Study objectives: The principal component of marijuana, delta-9-tetrahydrocannabinol increases sleep in humans. Endogenous cannabinoids, such as N-arachidonoylethanolamine (anandamide), also increase sleep. However, the mechanism by which these molecules promote sleep is not known but might involve a sleep-inducing molecule such as adenosine. Microdialysis samples were collected from the basal forebrain in order to detect levels of adenosine before and after injection of anandamide.
Design: Rats were implanted for sleep studies, and a cannula was placed in the basal forebrain to collect microdialysis samples. Samples were analyzed using high-performance liquid chromatography.
Settings: Basic neuroscience research laboratory.
Participants and interventions: Three-month-old male F344 rats. At the start of the lights-on period, animals received systemic injections of dimethyl sulfoxide (vehicle), anandamide, SR141716A (cannabinoid receptor 1 [CB1] antagonist), or SR141716A and anandamide. One hour after injections, microdialysis samples were collected (5 microL) from the basal forebrain every hour over a 20-minute period for 5 hours. The samples were immediately analyzed via high-performance liquid chromatography for adenosine levels. Sleep was also recorded continuously over the same period.
Measurements and results: Anandamide increased adenosine levels compared to vehicle controls with the peak levels being reached during the third hour after drug injection.

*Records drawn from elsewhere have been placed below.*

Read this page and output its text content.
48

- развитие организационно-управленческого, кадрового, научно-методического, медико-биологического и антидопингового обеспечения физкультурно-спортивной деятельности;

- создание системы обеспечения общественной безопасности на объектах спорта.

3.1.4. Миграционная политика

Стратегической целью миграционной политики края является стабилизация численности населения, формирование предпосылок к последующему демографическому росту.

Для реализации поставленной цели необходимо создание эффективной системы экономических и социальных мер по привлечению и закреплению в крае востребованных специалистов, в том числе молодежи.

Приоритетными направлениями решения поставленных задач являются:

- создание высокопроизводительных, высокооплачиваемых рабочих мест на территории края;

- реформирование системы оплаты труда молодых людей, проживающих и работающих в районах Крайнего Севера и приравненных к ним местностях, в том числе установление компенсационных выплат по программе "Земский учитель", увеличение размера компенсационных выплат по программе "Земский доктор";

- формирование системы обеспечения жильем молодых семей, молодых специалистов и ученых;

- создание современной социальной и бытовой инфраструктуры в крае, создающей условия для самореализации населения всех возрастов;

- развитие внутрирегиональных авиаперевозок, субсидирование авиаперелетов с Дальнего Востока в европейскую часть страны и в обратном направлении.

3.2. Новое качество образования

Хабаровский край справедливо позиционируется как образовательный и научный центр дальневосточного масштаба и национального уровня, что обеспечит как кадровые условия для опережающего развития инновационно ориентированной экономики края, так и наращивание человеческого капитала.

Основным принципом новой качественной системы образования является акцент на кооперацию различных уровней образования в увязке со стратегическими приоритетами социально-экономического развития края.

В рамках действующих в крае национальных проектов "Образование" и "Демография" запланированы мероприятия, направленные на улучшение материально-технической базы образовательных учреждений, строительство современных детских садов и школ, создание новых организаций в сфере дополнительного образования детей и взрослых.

There was a significant increase in slow-wave sleep during the third hour. The induction in sleep and the rise in adenosine were blocked by the CB1-receptor antagonist, SR141716A.
Conclusions: Anandamide increased adenosine levels in the basal forebrain and also increased sleep. The soporific effects of anandamide were mediated by the CB1 receptor, since the effects were blocked by the CB1-receptor antagonist. These findings identify a potential therapeutic use of endocannabinoids to induce sleep in conditions where sleep may be severely attenuated.